YOUR PROFESSIONAL PORTFOLIO

And how to use it as a tool for reflection & growth

   A professional portfolio provides an opportunity to demonstrate mastery of knowledge, skills and understandings critical for success in your field.  When employed as a tool for reflective practice, the portfolio enables you to make sense out of a myriad of experiences, and bring into focus a clear picture of yourself as a growing, changing, maturing professional.  Properly used, it can also become a highly meaningful and effective way to demonstrate to others your major activities and accomplishments. 

   A digital portfolio is more than an electronic collection of course projects, assignments and other professional memorabilia.  A thoughtfully crafted portfolio is an organized and articulate documentation of your professional development and competency.  Digital documents included, also referred to as artifacts, provide tangible evidence of a wide range of experiences and ideas that you have accumulated as a growing professional.

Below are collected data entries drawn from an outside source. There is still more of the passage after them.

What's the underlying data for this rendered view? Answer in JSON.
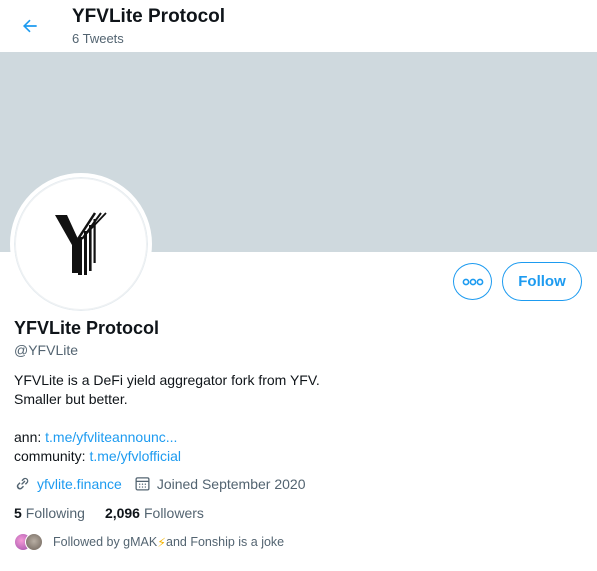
{
  "header": {
    "title": "YFVLite Protocol",
    "subtitle": "6 Tweets"
  },
  "profile": {
    "name": "YFVLite Protocol",
    "handle": "@YFVLite",
    "bio_line1": "YFVLite is a DeFi yield aggregator fork from YFV.",
    "bio_line2": "Smaller but better.",
    "ann_label": "ann: ",
    "ann_link": "t.me/yfvliteannounc...",
    "community_label": "community: ",
    "community_link": "t.me/yfvlofficial",
    "website": "yfvlite.finance",
    "joined": "Joined September 2020"
  },
  "actions": {
    "follow_label": "Follow"
  },
  "stats": {
    "following_count": "5",
    "following_label": "Following",
    "followers_count": "2,096",
    "followers_label": "Followers"
  },
  "followed_by": {
    "prefix": "Followed by gMAK",
    "bolt": "⚡",
    "suffix": " and Fonship is a joke"
  },
  "colors": {
    "accent": "#1d9bf0",
    "banner": "#cfd9de",
    "secondary_text": "#536471"
  },
  "icons": [
    "back-arrow-icon",
    "more-icon",
    "link-icon",
    "calendar-icon",
    "yfv-logo"
  ]
}
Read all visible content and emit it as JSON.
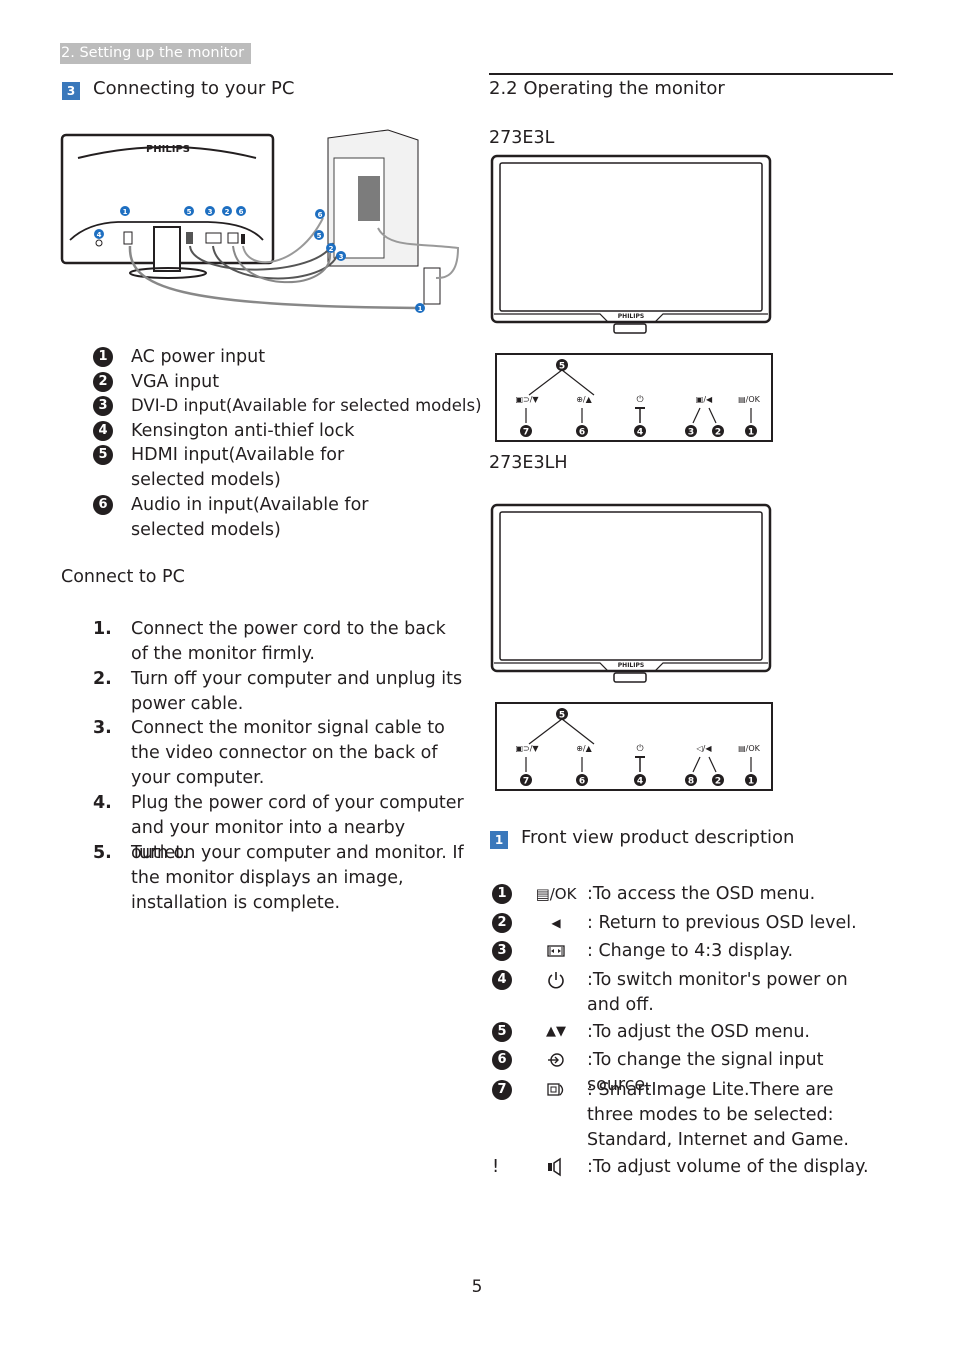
{
  "section_tag": "2. Setting up the monitor",
  "left": {
    "heading": {
      "badge": "3",
      "title": "Connecting to your PC"
    },
    "diagram": {
      "brand": "PHILIPS",
      "callouts": [
        "1",
        "2",
        "3",
        "4",
        "5",
        "6"
      ],
      "badge_color": "#1e6fc1"
    },
    "legend": [
      {
        "num": "1",
        "text": "AC power input"
      },
      {
        "num": "2",
        "text": "VGA input"
      },
      {
        "num": "3",
        "text": "DVI-D input(Available for selected models)"
      },
      {
        "num": "4",
        "text": "Kensington anti-thief lock"
      },
      {
        "num": "5",
        "text": "HDMI input(Available for selected models)"
      },
      {
        "num": "6",
        "text": "Audio in input(Available for selected models)"
      }
    ],
    "connect_title": "Connect to PC",
    "steps": [
      {
        "n": "1.",
        "text": "Connect the power cord to the back of the monitor firmly."
      },
      {
        "n": "2.",
        "text": "Turn off your computer and unplug its power cable."
      },
      {
        "n": "3.",
        "text": "Connect the monitor signal cable to the video connector on the back of your computer."
      },
      {
        "n": "4.",
        "text": "Plug the power cord of your computer and your monitor into a nearby outlet."
      },
      {
        "n": "5.",
        "text": "Turn on your computer and monitor. If the monitor displays an image, installation is complete."
      }
    ]
  },
  "right": {
    "heading": "2.2 Operating the monitor",
    "models": [
      {
        "name": "273E3L",
        "brand": "PHILIPS",
        "buttons": [
          {
            "label": "▣⊃/▼",
            "callout": "7"
          },
          {
            "label": "⊕/▲",
            "callout": "6"
          },
          {
            "label": "⏻",
            "callout": "4"
          },
          {
            "label": "▣/◀",
            "callouts": [
              "3",
              "2"
            ]
          },
          {
            "label": "▤/OK",
            "callout": "1"
          }
        ],
        "top_callout": "5"
      },
      {
        "name": "273E3LH",
        "brand": "PHILIPS",
        "buttons": [
          {
            "label": "▣⊃/▼",
            "callout": "7"
          },
          {
            "label": "⊕/▲",
            "callout": "6"
          },
          {
            "label": "⏻",
            "callout": "4"
          },
          {
            "label": "◁/◀",
            "callouts": [
              "8",
              "2"
            ]
          },
          {
            "label": "▤/OK",
            "callout": "1"
          }
        ],
        "top_callout": "5"
      }
    ],
    "front_view": {
      "badge": "1",
      "title": "Front view product description",
      "items": [
        {
          "num": "1",
          "icon": "menu-ok-icon",
          "symbol": "▤/OK",
          "desc": ":To access the OSD menu."
        },
        {
          "num": "2",
          "icon": "left-arrow-icon",
          "symbol": "◀",
          "desc": ": Return to previous OSD level."
        },
        {
          "num": "3",
          "icon": "aspect-ratio-icon",
          "symbol": "",
          "desc": ": Change to 4:3 display."
        },
        {
          "num": "4",
          "icon": "power-icon",
          "symbol": "⏻",
          "desc": ":To switch monitor's power on and off."
        },
        {
          "num": "5",
          "icon": "up-down-arrows-icon",
          "symbol": "▲▼",
          "desc": ":To adjust the OSD menu."
        },
        {
          "num": "6",
          "icon": "input-source-icon",
          "symbol": "",
          "desc": ":To change the signal input source."
        },
        {
          "num": "7",
          "icon": "smartimage-icon",
          "symbol": "",
          "desc": ": SmartImage Lite.There are three modes to be selected: Standard, Internet and Game."
        },
        {
          "num": "!",
          "icon": "volume-icon",
          "symbol": "",
          "desc": ":To adjust volume of the display."
        }
      ]
    }
  },
  "page_number": "5"
}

    In documenting your progress toward greater competency, you will actually be developing two portfolios: a working portfolio and a presentation portfolio. A working portfolio includes a general collection of products and exhibits created as part of your coursework in this program, as well as other appropriate items.  The primary purpose of the working portfolio is to serve as a framework for self-assessment and goal setting.  As you develop your presentation portfolio, you select samples from the working portfolio which best reflect the most important dimensions of your competence as a professional in the field of distance education.          

   Since the working portfolio is a comprehensive collection of various samples of your work to date, it will be larger and more complete than your presentation portfolio.  It contains unabridged versions of all the documentation you have selected to represent your professional growth thus far in this program of study.  When selecting items to include in your presentation portfolio, bear in mind that less is often more.  The presentation portfolio will nee to be selective and streamlined because the audiences that assess your competence are unlikely to review every item you might have initially included in the working document.  Consider the working portfolio as a draft, or work in progress, while the presentation piece is a more discriminating compendium of your best work. 

   The material you choose to include in your final opus should also include a rationale statement explaining why these particular items were selected among the many.  Discussing the importance and relevance of the document enables the reviewer to understand the context of your work and what you intend for the documents to convey about yourself.  One thing that both versions of your portfolio have in common is their need for a well established organizational system and an orderly sequence of artifacts presented. 

   An artifact is tangible evidence of knowledge that is gained, skills that are mastered, values that are clarified, as well as dispositions and attitudes that re characteristics of your professional self.  While artifacts may not conclusively prove the attainment of all of these aspects, they can provide some reasonably convincing indication of achieved competence, as manifested in this compendium you have assembled.  At first, many artifacts will be aggregated.  Later, certain items from the working version will be culled, and more selective material will find its way into the presentation version.  These latter exhibits are those that represent your very best work, as a student at an advanced level of study, and as an aspiring or maturing professional in the field of distance education.

   Ask yourself: would I be proud to have   a prospective employer or my current peer group see this?  Is this an adequate example of what I am capable of doing, now and in the future?  Does this represent what I stand for as an educator, trainer, administrator or other professional in this field?  If not, what can I do to revise or refine this portfolio so that it truly represents my best efforts?   Information contained in the portfolio will be of interest to individuals who will be assessing your performance and accountability.  While a degree candidate, your portfolio will be reviewed by your faculty, and perhaps others in the university.  It also is an excellent way to introduce yourself to colleagues with who you might be collaborating, and it certainly should be useful as part of your overall presentation to future employers. 

   You should find, as you proceed with this task, that you will gain a clearer picture of yourself as an emerging professional, as it provides a record of quantitative and qualitative growth over time in your selected goal areas and standards of good practice.  You will have in hand a trail of evidence of your progress at different stages of development. This should give you a gratifying sense of accomplishment and confidence in your professional abilities as you advance in your career.

   Several worthwhile books, journal articles and websites on creating professional portfolios are available. One of these, How To Develop a Professional Portfolio, by Campell, Cignetti, Melenyzer, Nettles and Wyman (Boston: Allyn & Bacon, 2nd ed., 2001), though primarily for teachers, is especially useful for anyone in education related fields.